By author of Brow Tines and Backstrap

Pretty Good Time with the Knife There, Fred.

A lot of work goes into finding, killing, and blood-trailing a deer. But the real work begins after the trigger is pulled, or so they say. But then you have Mr. Eichler here who can gut deer in less than 60 seconds. So it’s really only a lot of work if you don’t know what you’re doing. But that’s generally always the case, isn’t it?

Those who hunt public land, kill deer in very remote locations, or hunt under other similar circumstances can’t always drive the truck in, throw the deer in the bed of the truck, and go hoist up a kill with a tractor. No, some people have to do it the old-fashioned way. And there’s nothing wrong with that. In fact, I might even prefer it that way.

For those who aspire to gut a deer in under 60 seconds, it takes just a few steps to make it happen. And yes, the video is two minutes long. But Mr. Eichler slowed down to show the step-by-step process. In short, it takes approximately 60 seconds of knife work once you get good at it.

1. Cut Around the Anus

No jokes. No puns. No me being my facetious self. Seriously. Just cut a circle around the butthole.

2. Make an Incision In the Stomach Between the Hind Legs

Make a small incision above the genital region (many states require proof of sex). Make sure not to puncture the intestines, or you’ll quickly live to regret it.

3. Make a Cut Up to the Sternum

Gently cut upward to the sternum. Use your offhand to guide the knife (as shown in the video) so as not to perforate the entrails. If not mounting the deer, I prefer to cut even higher.
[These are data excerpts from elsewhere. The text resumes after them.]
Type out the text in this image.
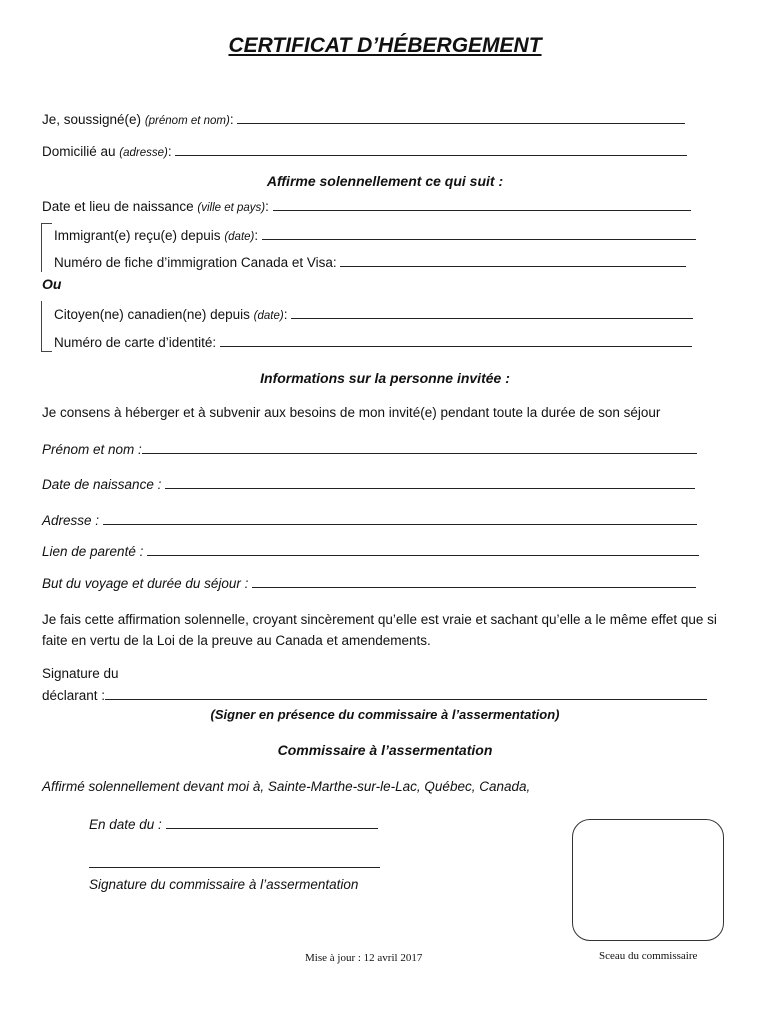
CERTIFICAT D’HÉBERGEMENT
Je, soussigné(e) (prénom et nom):
Domicilié au (adresse):
Affirme solennellement ce qui suit :
Date et lieu de naissance (ville et pays):
Immigrant(e) reçu(e) depuis (date):
Numéro de fiche d’immigration Canada et Visa:
Ou
Citoyen(ne) canadien(ne) depuis (date):
Numéro de carte d’identité:
Informations sur la personne invitée :
Je consens à héberger et à subvenir aux besoins de mon invité(e) pendant toute la durée de son séjour
Prénom et nom :
Date de naissance :
Adresse :
Lien de parenté :
But du voyage et durée du séjour :
Je fais cette affirmation solennelle, croyant sincèrement qu’elle est vraie et sachant qu’elle a le même effet que si faite en vertu de la Loi de la preuve au Canada et amendements.
Signature du
déclarant :
(Signer en présence du commissaire à l’assermentation)
Commissaire à l’assermentation
Affirmé solennellement devant moi à, Sainte-Marthe-sur-le-Lac, Québec, Canada,
En date du :
Signature du commissaire à l’assermentation
Mise à jour : 12 avril 2017	Sceau du commissaire
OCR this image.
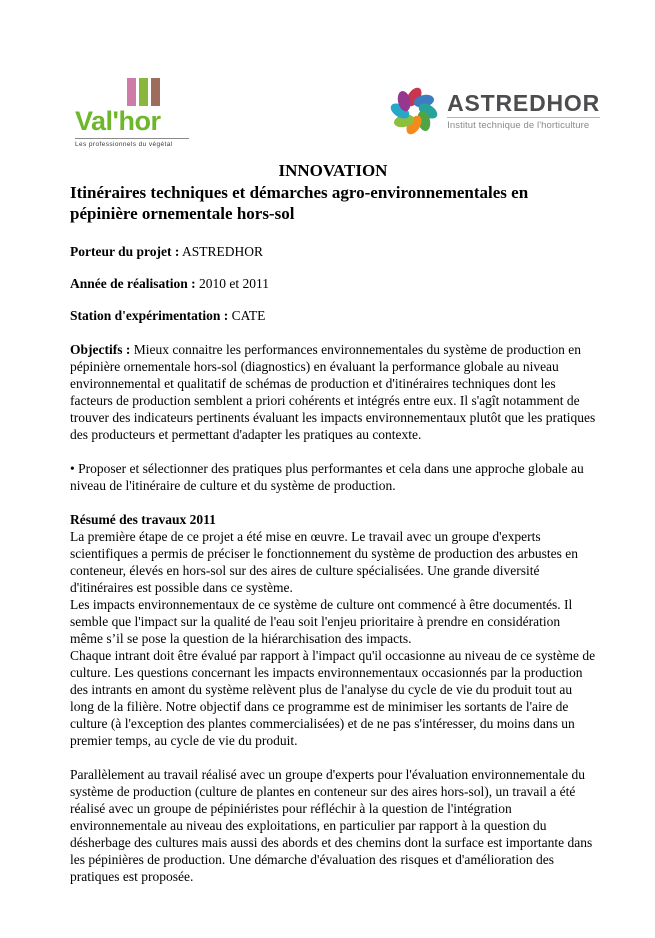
Val'hor
Les professionnels du végétal
ASTREDHOR
Institut technique de l'horticulture
INNOVATION
Itinéraires techniques et démarches agro-environnementales en pépinière ornementale hors-sol

Porteur du projet : ASTREDHOR

Année de réalisation : 2010 et 2011

Station d'expérimentation : CATE

Objectifs : Mieux connaitre les performances environnementales du système de production en pépinière ornementale hors-sol (diagnostics) en évaluant la performance globale au niveau environnemental et qualitatif de schémas de production et d'itinéraires techniques dont les facteurs de production semblent a priori cohérents et intégrés entre eux. Il s'agît notamment de trouver des indicateurs pertinents évaluant les impacts environnementaux plutôt que les pratiques des producteurs et permettant d'adapter les pratiques au contexte.

• Proposer et sélectionner des pratiques plus performantes et cela dans une approche globale au niveau de l'itinéraire de culture et du système de production.

Résumé des travaux 2011

La première étape de ce projet a été mise en œuvre. Le travail avec un groupe d'experts scientifiques a permis de préciser le fonctionnement du système de production des arbustes en conteneur, élevés en hors-sol sur des aires de culture spécialisées. Une grande diversité d'itinéraires est possible dans ce système.

Les impacts environnementaux de ce système de culture ont commencé à être documentés. Il semble que l'impact sur la qualité de l'eau soit l'enjeu prioritaire à prendre en considération même s’il se pose la question de la hiérarchisation des impacts.

Chaque intrant doit être évalué par rapport à l'impact qu'il occasionne au niveau de ce système de culture. Les questions concernant les impacts environnementaux occasionnés par la production des intrants en amont du système relèvent plus de l'analyse du cycle de vie du produit tout au long de la filière. Notre objectif dans ce programme est de minimiser les sortants de l'aire de culture (à l'exception des plantes commercialisées) et de ne pas s'intéresser, du moins dans un premier temps, au cycle de vie du produit.

Parallèlement au travail réalisé avec un groupe d'experts pour l'évaluation environnementale du système de production (culture de plantes en conteneur sur des aires hors-sol), un travail a été réalisé avec un groupe de pépiniéristes pour réfléchir à la question de l'intégration environnementale au niveau des exploitations, en particulier par rapport à la question du désherbage des cultures mais aussi des abords et des chemins dont la surface est importante dans les pépinières de production. Une démarche d'évaluation des risques et d'amélioration des pratiques est proposée.
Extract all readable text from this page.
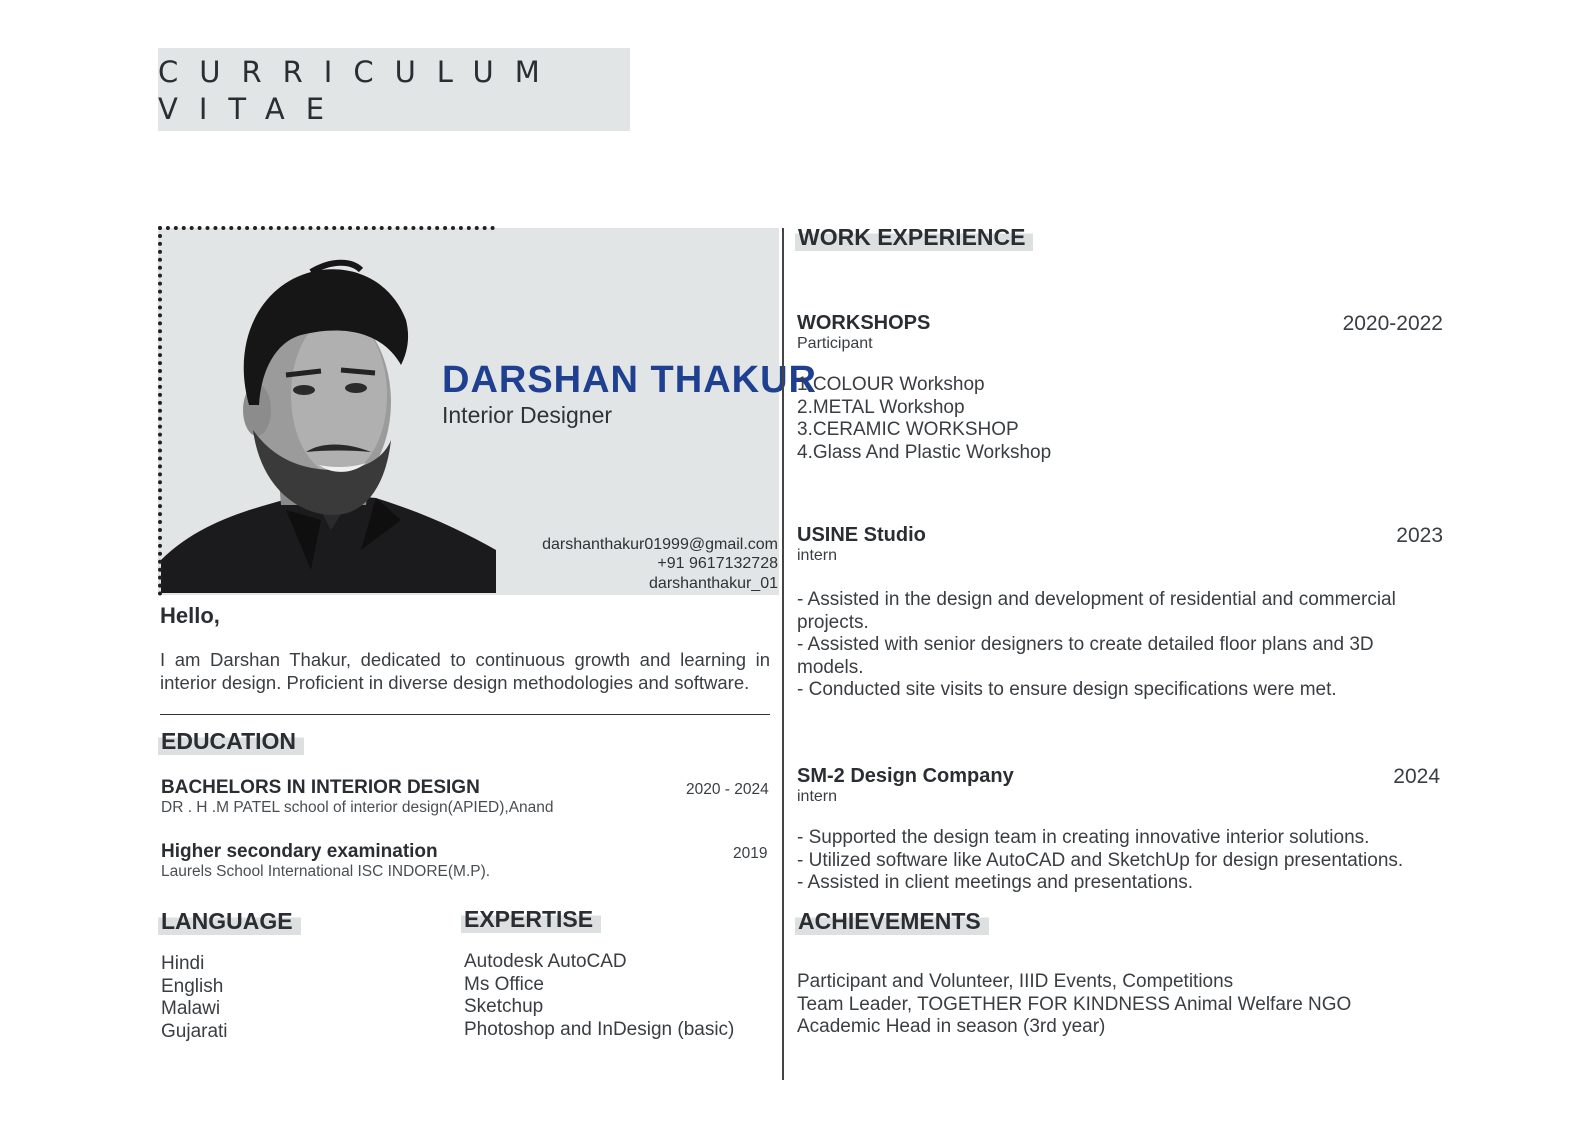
CURRICULUM
VITAE
DARSHAN THAKUR
Interior Designer
darshanthakur01999@gmail.com
+91 9617132728
darshanthakur_01
Hello,
I am Darshan Thakur, dedicated to continuous growth and learning in interior design. Proficient in diverse design methodologies and software.
EDUCATION
BACHELORS IN INTERIOR DESIGN
DR . H .M PATEL school of interior design(APIED),Anand
2020 - 2024
Higher secondary examination
Laurels School International ISC INDORE(M.P).
2019
LANGUAGE
Hindi
English
Malawi
Gujarati
EXPERTISE
Autodesk AutoCAD
Ms Office
Sketchup
Photoshop and InDesign (basic)
WORK EXPERIENCE
WORKSHOPS
Participant
2020-2022
1.COLOUR Workshop
2.METAL Workshop
3.CERAMIC WORKSHOP
4.Glass And Plastic Workshop
USINE Studio
intern
2023
- Assisted in the design and development of residential and commercial projects.
- Assisted with senior designers to create detailed floor plans and 3D models.
- Conducted site visits to ensure design specifications were met.
SM-2 Design Company
intern
2024
- Supported the design team in creating innovative interior solutions.
- Utilized software like AutoCAD and SketchUp for design presentations.
- Assisted in client meetings and presentations.
ACHIEVEMENTS
Participant and Volunteer, IIID Events, Competitions
Team Leader, TOGETHER FOR KINDNESS Animal Welfare NGO
Academic Head in season (3rd year)
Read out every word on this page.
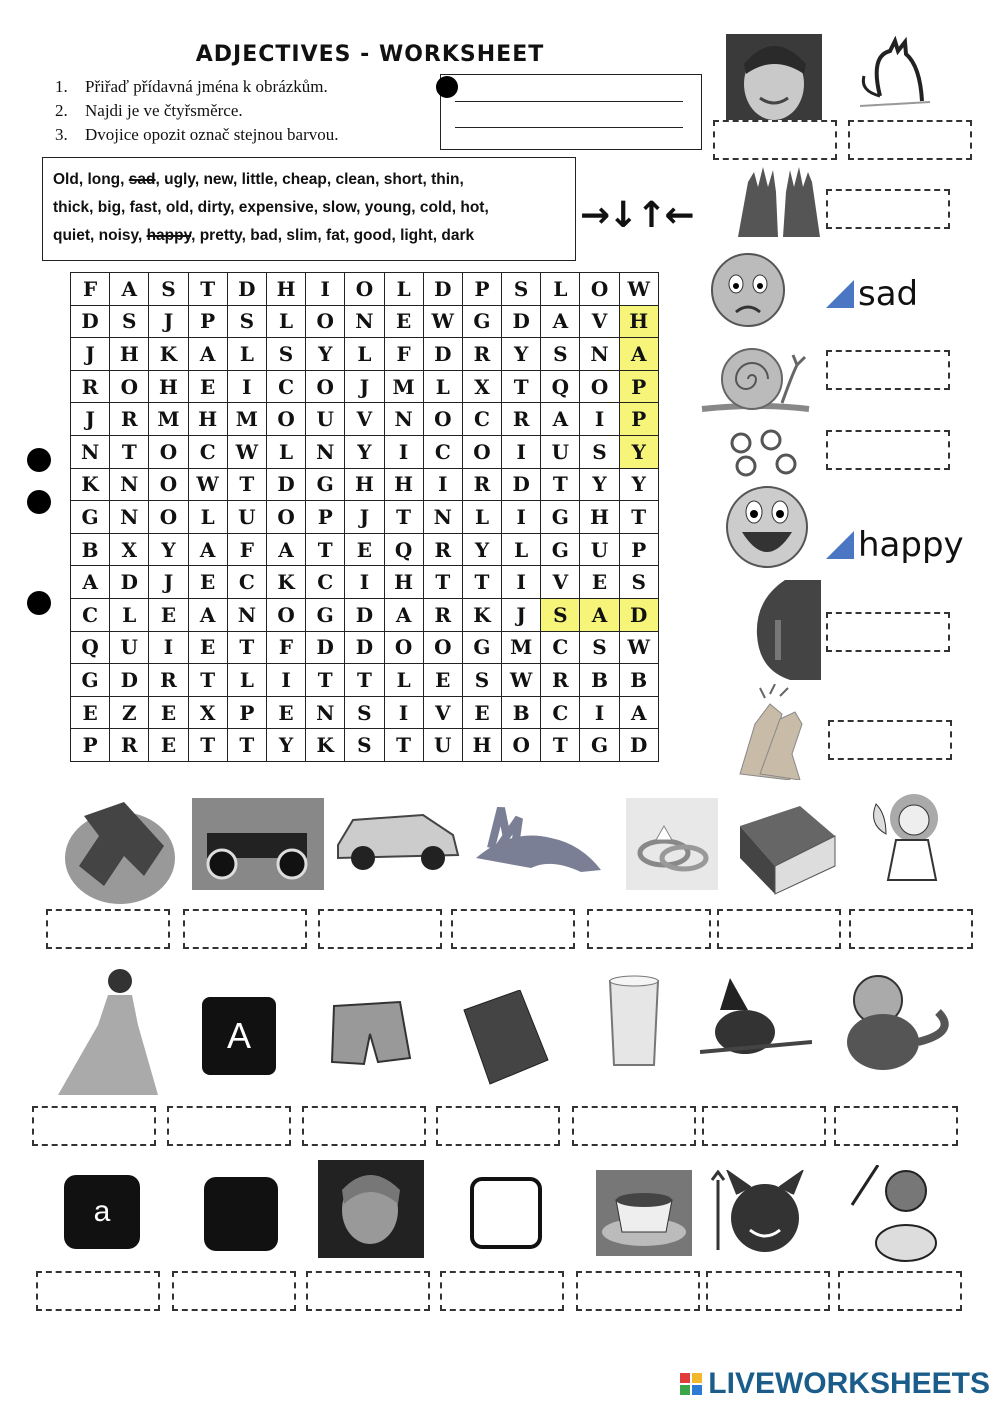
ADJECTIVES - WORKSHEET
1. Přiřaď přídavná jména k obrázkům.
2. Najdi je ve čtyřsměrce.
3. Dvojice opozit označ stejnou barvou.
Old, long, sad, ugly, new, little, cheap, clean, short, thin,
thick, big, fast, old, dirty, expensive, slow, young, cold, hot,
quiet, noisy, happy, pretty, bad, slim, fat, good, light, dark	→↓↑←
F	A	S	T	D	H	I	O	L	D	P	S	L	O	W
D	S	J	P	S	L	O	N	E	W	G	D	A	V	H
J	H	K	A	L	S	Y	L	F	D	R	Y	S	N	A
R	O	H	E	I	C	O	J	M	L	X	T	Q	O	P
J	R	M	H	M	O	U	V	N	O	C	R	A	I	P
N	T	O	C	W	L	N	Y	I	C	O	I	U	S	Y
K	N	O	W	T	D	G	H	H	I	R	D	T	Y	Y
G	N	O	L	U	O	P	J	T	N	L	I	G	H	T
B	X	Y	A	F	A	T	E	Q	R	Y	L	G	U	P
A	D	J	E	C	K	C	I	H	T	T	I	V	E	S
C	L	E	A	N	O	G	D	A	R	K	J	S	A	D
Q	U	I	E	T	F	D	D	O	O	G	M	C	S	W
G	D	R	T	L	I	T	T	L	E	S	W	R	B	B
E	Z	E	X	P	E	N	S	I	V	E	B	C	I	A
P	R	E	T	T	Y	K	S	T	U	H	O	T	G	D
sad
happy
A
a
LIVEWORKSHEETS
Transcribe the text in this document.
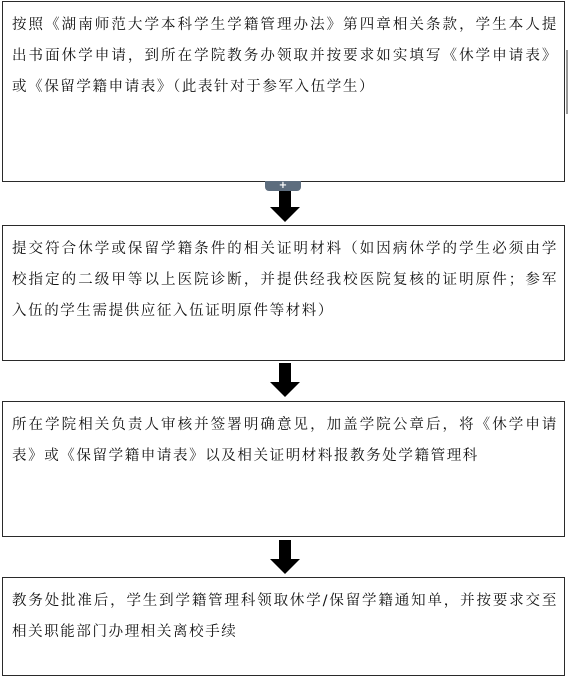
按照《湖南师范大学本科学生学籍管理办法》第四章相关条款，学生本人提出书面休学申请，到所在学院教务办领取并按要求如实填写《休学申请表》或《保留学籍申请表》（此表针对于参军入伍学生）

+

提交符合休学或保留学籍条件的相关证明材料（如因病休学的学生必须由学校指定的二级甲等以上医院诊断，并提供经我校医院复核的证明原件；参军入伍的学生需提供应征入伍证明原件等材料）

所在学院相关负责人审核并签署明确意见，加盖学院公章后，将《休学申请表》或《保留学籍申请表》以及相关证明材料报教务处学籍管理科

教务处批准后，学生到学籍管理科领取休学/保留学籍通知单，并按要求交至相关职能部门办理相关离校手续
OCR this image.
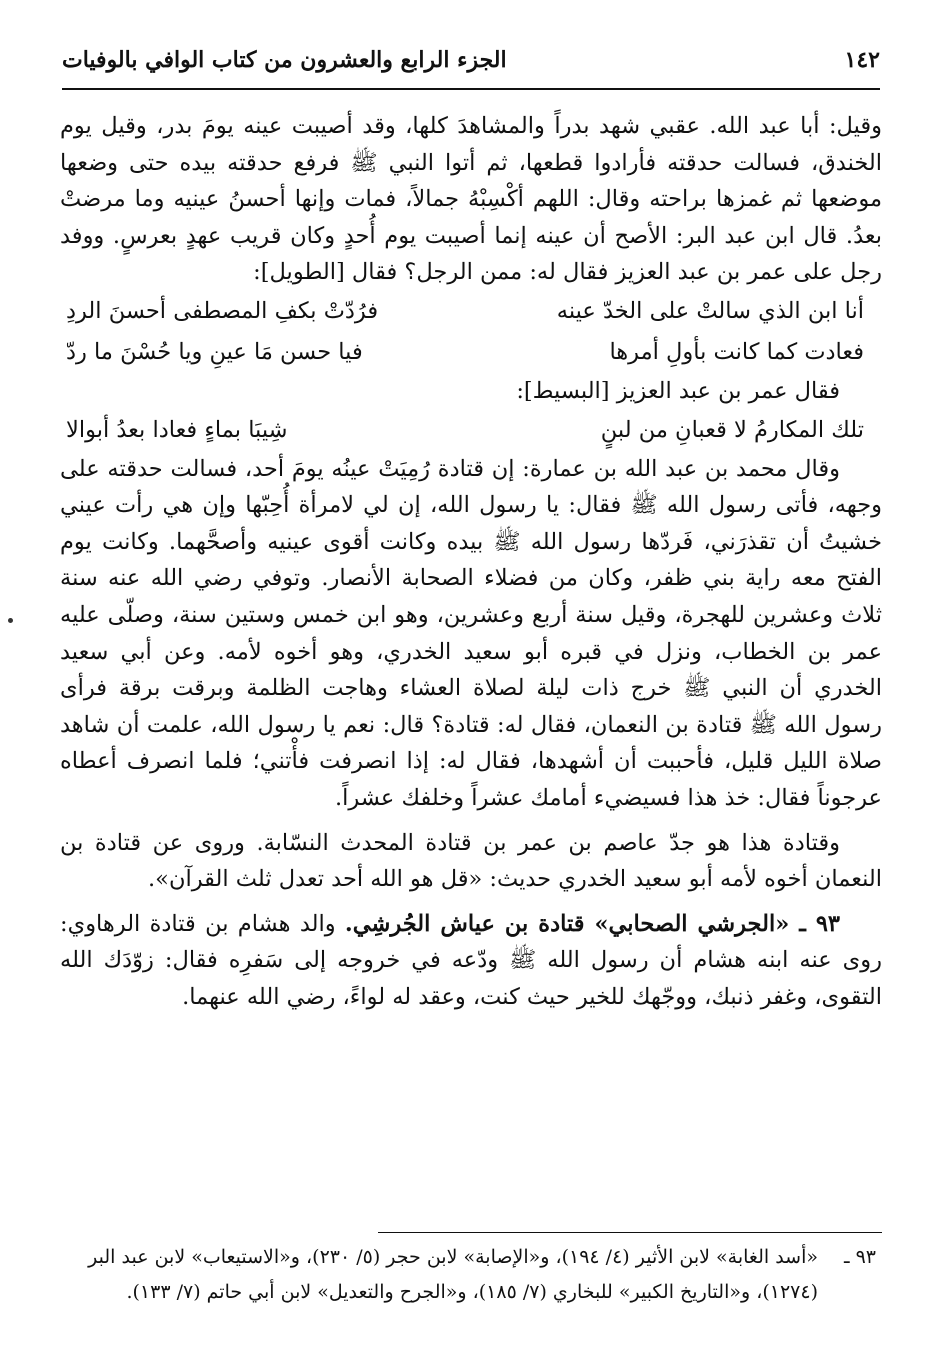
١٤٢
الجزء الرابع والعشرون من كتاب الوافي بالوفيات

وقيل: أبا عبد الله. عقبي شهد بدراً والمشاهدَ كلها، وقد أصيبت عينه يومَ بدر، وقيل يوم الخندق، فسالت حدقته فأرادوا قطعها، ثم أتوا النبي ﷺ فرفع حدقته بيده حتى وضعها موضعها ثم غمزها براحته وقال: اللهم أكْسِبْهُ جمالاً، فمات وإنها أحسنُ عينيه وما مرضتْ بعدُ. قال ابن عبد البر: الأصح أن عينه إنما أصيبت يوم أُحدٍ وكان قريب عهدٍ بعرسٍ. ووفد رجل على عمر بن عبد العزيز فقال له: ممن الرجل؟ فقال [الطويل]:

أنا ابن الذي سالتْ على الخدّ عينه
فرُدّتْ بكفِ المصطفى أحسنَ الردِ
فعادت كما كانت بأولِ أمرها
فيا حسن مَا عينِ ويا حُسْنَ ما ردّ

فقال عمر بن عبد العزيز [البسيط]:

تلك المكارمُ لا قعبانِ من لبنٍ
شِيبَا بماءٍ فعادا بعدُ أبوالا

وقال محمد بن عبد الله بن عمارة: إن قتادة رُمِيَتْ عينُه يومَ أحد، فسالت حدقته على وجهه، فأتى رسول الله ﷺ فقال: يا رسول الله، إن لي لامرأة أُحِبّها وإن هي رأت عيني خشيتُ أن تقذرَني، فَردّها رسول الله ﷺ بيده وكانت أقوى عينيه وأصحَّهما. وكانت يوم الفتح معه راية بني ظفر، وكان من فضلاء الصحابة الأنصار. وتوفي رضي الله عنه سنة ثلاث وعشرين للهجرة، وقيل سنة أربع وعشرين، وهو ابن خمس وستين سنة، وصلّى عليه عمر بن الخطاب، ونزل في قبره أبو سعيد الخدري، وهو أخوه لأمه. وعن أبي سعيد الخدري أن النبي ﷺ خرج ذات ليلة لصلاة العشاء وهاجت الظلمة وبرقت برقة فرأى رسول الله ﷺ قتادة بن النعمان، فقال له: قتادة؟ قال: نعم يا رسول الله، علمت أن شاهد صلاة الليل قليل، فأحببت أن أشهدها، فقال له: إذا انصرفت فأْتني؛ فلما انصرف أعطاه عرجوناً فقال: خذ هذا فسيضيء أمامك عشراً وخلفك عشراً.

وقتادة هذا هو جدّ عاصم بن عمر بن قتادة المحدث النسّابة. وروى عن قتادة بن النعمان أخوه لأمه أبو سعيد الخدري حديث: «قل هو الله أحد تعدل ثلث القرآن».

٩٣ ـ «الجرشي الصحابي» قتادة بن عياش الجُرشِي. والد هشام بن قتادة الرهاوي: روى عنه ابنه هشام أن رسول الله ﷺ ودّعه في خروجه إلى سَفرِه فقال: زوّدَك الله التقوى، وغفر ذنبك، ووجّهك للخير حيث كنت، وعقد له لواءً، رضي الله عنهما.

٩٣ ـ«أسد الغابة» لابن الأثير (٤/ ١٩٤)، و«الإصابة» لابن حجر (٥/ ٢٣٠)، و«الاستيعاب» لابن عبد البر

(١٢٧٤)، و«التاريخ الكبير» للبخاري (٧/ ١٨٥)، و«الجرح والتعديل» لابن أبي حاتم (٧/ ١٣٣).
This makes the next step much easier.

4. Drag the Entrails Out

Once the deer is cut open, reach into the chest cavity and cut loose any connective tissues. Then, with both hands, carefully drag out all organs.

5. Trim Any Remaining Tissues

It’s likely some tissues will remain inside the chest cavity. Carefully take a knife and cut loose remaining tissues and remove them from the carcass.

Be Safe, People

Don’t make yourself bleed. Yeah, I reckon that covers the disclaimer.